Although take-out and delivery are still allowed, many restaurants have still opted to indefinitely shutter their windows. Mass unemployment and stay-at-home orders have prompted hundreds of thousands of New Jerseyans to reign in their spending.
“Our food system, our food supply chain system is being taxed in ways it never has been before,” Doug O’Malley, director of the advocacy group Environment New Jersey, told NJBIZ. “We will recover and we need to be thinking about a more sustainable way to dispose of food waste.”
The U.S. Department of Agriculture says that upwards of 40 percent of food is never eaten, while up to 38 million tons of food – equaling $168 billion – are thrown away each year, according to the Environmental Protection Agency.
Last year, a legislative snafu would have allowed food-recycling to include placing the waste in landfills and incinerators. Murphy vetoed the bill over the summer because he worried those exemptions “severely weakened” it.
Smith agreed, contending that he only allowed the carve outs into the proposal in order to get the bill through the state Legislature.

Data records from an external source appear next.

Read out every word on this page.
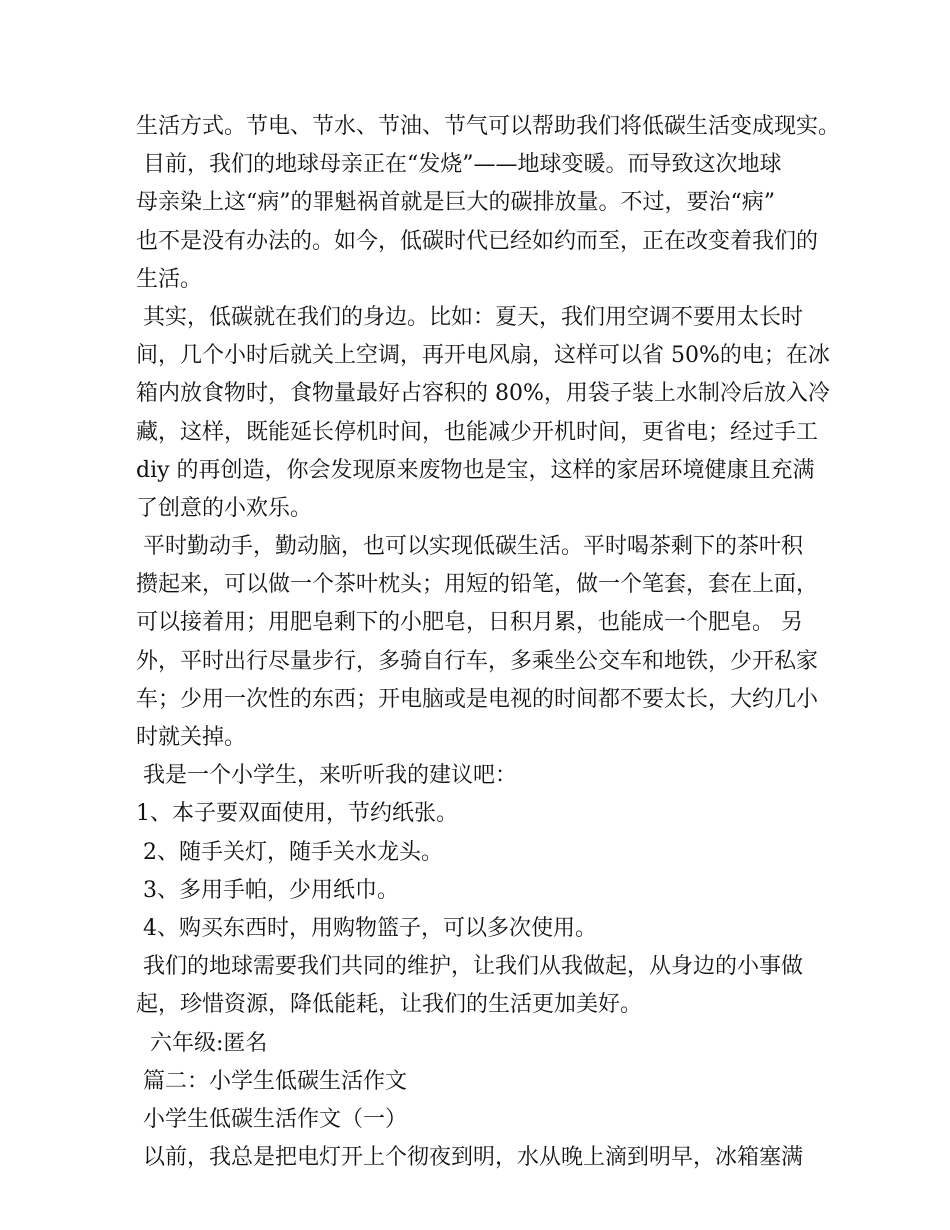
生活方式。节电、节水、节油、节气可以帮助我们将低碳生活变成现实。
目前，我们的地球母亲正在“发烧”——地球变暖。而导致这次地球
母亲染上这“病”的罪魁祸首就是巨大的碳排放量。不过，要治“病”
也不是没有办法的。如今，低碳时代已经如约而至，正在改变着我们的
生活。
其实，低碳就在我们的身边。比如：夏天，我们用空调不要用太长时
间，几个小时后就关上空调，再开电风扇，这样可以省 50%的电；在冰
箱内放食物时，食物量最好占容积的 80%，用袋子装上水制冷后放入冷
藏，这样，既能延长停机时间，也能减少开机时间，更省电；经过手工
diy 的再创造，你会发现原来废物也是宝，这样的家居环境健康且充满
了创意的小欢乐。
平时勤动手，勤动脑，也可以实现低碳生活。平时喝茶剩下的茶叶积
攒起来，可以做一个茶叶枕头；用短的铅笔，做一个笔套，套在上面，
可以接着用；用肥皂剩下的小肥皂，日积月累，也能成一个肥皂。 另
外，平时出行尽量步行，多骑自行车，多乘坐公交车和地铁，少开私家
车；少用一次性的东西；开电脑或是电视的时间都不要太长，大约几小
时就关掉。
我是一个小学生，来听听我的建议吧：
1、本子要双面使用，节约纸张。
2、随手关灯，随手关水龙头。
3、多用手帕，少用纸巾。
4、购买东西时，用购物篮子，可以多次使用。
我们的地球需要我们共同的维护，让我们从我做起，从身边的小事做
起，珍惜资源，降低能耗，让我们的生活更加美好。
六年级:匿名
篇二：小学生低碳生活作文
小学生低碳生活作文（一）
以前，我总是把电灯开上个彻夜到明，水从晚上滴到明早，冰箱塞满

According to the nonpartisan Office of Legislative Services, the new law could likely translate into “potentially significant” cost increases for universities across the state to comply with the new rules. It could also mean new costs for state and local governments.
Businesses and other entities, like municipalities, could apply for a waiver for the new requirements if costs of transporting the waste are at least 10 percent more than the costs of sending it to a landfill—as they would have done prior to the law’s enactment.
According to the Department of Environmental Protection, there are four food waste facilities across the state – Trenton Renewable Power in Trenton, Republic Services of New Jersey in Middlesex, Waste Management of New Jersey in Elizabeth and Gloucester City Organic Recycling in Gloucester City.
However, there are dozens more solid waste disposal sites – more commonly known as landfills – and the bill allows large food waste generators to also send refuse to one of these facilities if they are not within 25 miles of one of the four facilities.
Entities can also separate and then compost their refuse on-site with anaerobic digesters or another acceptable means of recycling.